Yongw-Z / SARSAvsQlearning

Comparison of SARSA and Q-learning algorithms in reinforcement learning model-free based on maze modeling. 迷路モデルに基づく強化学習モデルフリーにおけるSARSAとQ学習アルゴリズムの比較。 基于迷宫模型比较了强化学习model-free中的SARSA和Q学习算法。
GNU General Public License v3.0
0 stars 0 forks source link

Summarize #1

Open Yongw-Z opened 1 year ago

Yongw-Z commented 1 year ago

As can be seen from the paths shown in the .ipynb file, in the case of SARSA the agent is learning a path to the goal by taking a detour and avoiding traps as much as possible.

Recalling the update formula of the SARSA algorithm, in the case of SARSA the agent acquires a safe strategy because the actual actions it takes affect the value update.

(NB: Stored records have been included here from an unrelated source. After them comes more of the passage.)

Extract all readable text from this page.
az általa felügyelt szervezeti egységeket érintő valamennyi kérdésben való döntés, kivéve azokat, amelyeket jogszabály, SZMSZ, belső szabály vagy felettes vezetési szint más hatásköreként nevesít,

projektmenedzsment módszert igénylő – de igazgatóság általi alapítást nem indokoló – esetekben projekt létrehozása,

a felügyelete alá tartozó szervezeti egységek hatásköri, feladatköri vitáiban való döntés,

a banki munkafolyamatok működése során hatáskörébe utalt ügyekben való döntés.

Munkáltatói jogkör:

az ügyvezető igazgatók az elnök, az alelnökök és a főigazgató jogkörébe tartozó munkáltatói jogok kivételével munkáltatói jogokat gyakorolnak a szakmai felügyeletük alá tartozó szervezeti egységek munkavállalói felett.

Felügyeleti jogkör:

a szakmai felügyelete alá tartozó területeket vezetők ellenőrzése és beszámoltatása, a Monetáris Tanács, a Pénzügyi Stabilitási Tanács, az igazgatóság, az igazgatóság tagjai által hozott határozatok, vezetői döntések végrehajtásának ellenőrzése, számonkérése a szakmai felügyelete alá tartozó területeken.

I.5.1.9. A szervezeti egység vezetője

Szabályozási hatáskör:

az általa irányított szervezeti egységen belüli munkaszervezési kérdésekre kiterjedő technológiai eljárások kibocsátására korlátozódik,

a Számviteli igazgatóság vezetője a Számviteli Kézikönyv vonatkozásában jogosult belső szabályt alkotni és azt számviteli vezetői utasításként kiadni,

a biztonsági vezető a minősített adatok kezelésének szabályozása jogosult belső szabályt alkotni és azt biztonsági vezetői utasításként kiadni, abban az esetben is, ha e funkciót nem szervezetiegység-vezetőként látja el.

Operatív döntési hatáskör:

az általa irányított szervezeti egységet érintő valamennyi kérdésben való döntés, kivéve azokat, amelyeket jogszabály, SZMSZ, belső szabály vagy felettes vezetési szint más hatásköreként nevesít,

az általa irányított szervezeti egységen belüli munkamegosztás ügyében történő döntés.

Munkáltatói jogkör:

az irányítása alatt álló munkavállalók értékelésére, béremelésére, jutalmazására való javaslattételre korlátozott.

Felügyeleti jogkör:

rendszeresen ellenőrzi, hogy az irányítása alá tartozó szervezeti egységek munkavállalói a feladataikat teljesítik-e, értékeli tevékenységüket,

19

Yongw-Z commented 1 year ago

On the other hand, Q-learning learns the shortest path by updating the value with the best action, despite the high risk of falling into a trap.

Yongw-Z commented 1 year ago

In conclusion, the convergence of the value function is slower with SARSA than with Q-learning due to the effect of randomness resulting from 𝜖-greedy method, but you should consider using SARSA for situations where the cost of trial-and-error is high.